A conduta de Bolsonaro, de seus filhos e dos seus ministros ideológicos precisa ser compreendida no contexto deste empenho na viabilização de um projeto político e ideológico de direita que se define por um programa econômico, por um modelo de Estado autoritário e por uma visão de sociedade. É nesse contexto também que precisam ser entendidos os ataques de Felipe Martins, de Carlos Bolsonaro e de outros olavistas e bolsonaristas à ordem existente, à conciliação e ao establishment. Este ataque pressupõe uma dimensão revolucionária e reacionária do movimento, agora comandado pelo governo. Tal movimento visa a restauração dos valores tradicionais, a moralização da política, o vigor da lei e da ordem, a redução do Estado e do poder político, a afirmação do individualismo etc.
É nesta chave que se explica também a tendência isolacionista do governo em relação ao centro político e até mesmo o seu afastamento depurador em relação ao PSL. O novo partido, criado pelo clã Bolsonaro, pretende conferir um grau maior de pureza ideológica ao movimento conservador.

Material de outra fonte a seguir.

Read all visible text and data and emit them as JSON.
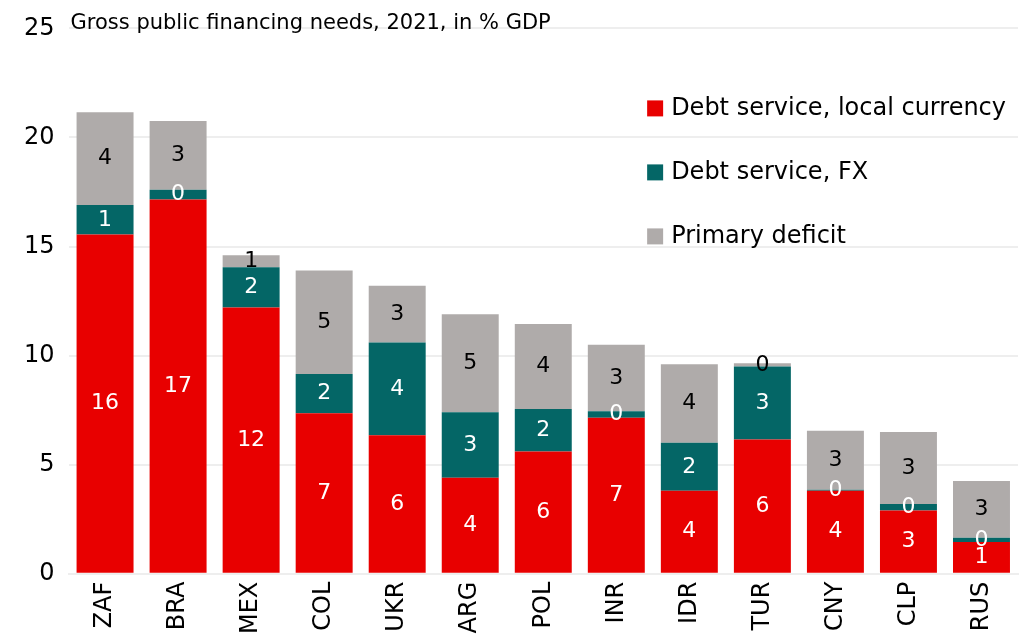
{
  "chart_data": {
    "type": "bar",
    "title": "Gross public financing needs, 2021, in % GDP",
    "stacked": true,
    "categories": [
      "ZAF",
      "BRA",
      "MEX",
      "COL",
      "UKR",
      "ARG",
      "POL",
      "INR",
      "IDR",
      "TUR",
      "CNY",
      "CLP",
      "RUS"
    ],
    "series": [
      {
        "name": "Debt service, local currency",
        "color": "#e80000",
        "values": [
          15.55,
          17.15,
          12.2,
          7.35,
          6.35,
          4.4,
          5.6,
          7.15,
          3.8,
          6.15,
          3.8,
          2.9,
          1.45
        ],
        "value_labels": [
          "16",
          "17",
          "12",
          "7",
          "6",
          "4",
          "6",
          "7",
          "4",
          "6",
          "4",
          "3",
          "1"
        ]
      },
      {
        "name": "Debt service, FX",
        "color": "#046666",
        "values": [
          1.35,
          0.45,
          1.85,
          1.8,
          4.25,
          3.0,
          1.95,
          0.3,
          2.2,
          3.35,
          0.05,
          0.3,
          0.2
        ],
        "value_labels": [
          "1",
          "0",
          "2",
          "2",
          "4",
          "3",
          "2",
          "0",
          "2",
          "3",
          "0",
          "0",
          "0"
        ]
      },
      {
        "name": "Primary deficit",
        "color": "#afabaa",
        "values": [
          4.25,
          3.15,
          0.55,
          4.75,
          2.6,
          4.5,
          3.9,
          3.05,
          3.6,
          0.15,
          2.7,
          3.3,
          2.6
        ],
        "value_labels": [
          "4",
          "3",
          "1",
          "5",
          "3",
          "5",
          "4",
          "3",
          "4",
          "0",
          "3",
          "3",
          "3"
        ]
      }
    ],
    "ylim": [
      0,
      25
    ],
    "yticks": [
      0,
      5,
      10,
      15,
      20,
      25
    ],
    "grid": "y",
    "legend": "top right"
  }
}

Neste momento, nem o centro político e nem as esquerdas têm projetos estratégicos visíveis e coerentes para enfrentar a direita. Alguns acreditam na ilusão de que Bolsonaro cairá amanhã. A crer em algumas análises, Bolsonaro já teria caído há meses. O projeto da extrema-direita não será enfrentado de forma eficaz com apelos saudosistas ao passado. Nem com lamúrias autocomplacentes de vitimização. A sociedade e a realidade política nas quais o PT ascendeu ao poder não existem mais. A realidade e os tempos mudaram. Para enfrenta-los e para enfrentar a direita autoritária as esquerdas precisam se atualizar e se renovar.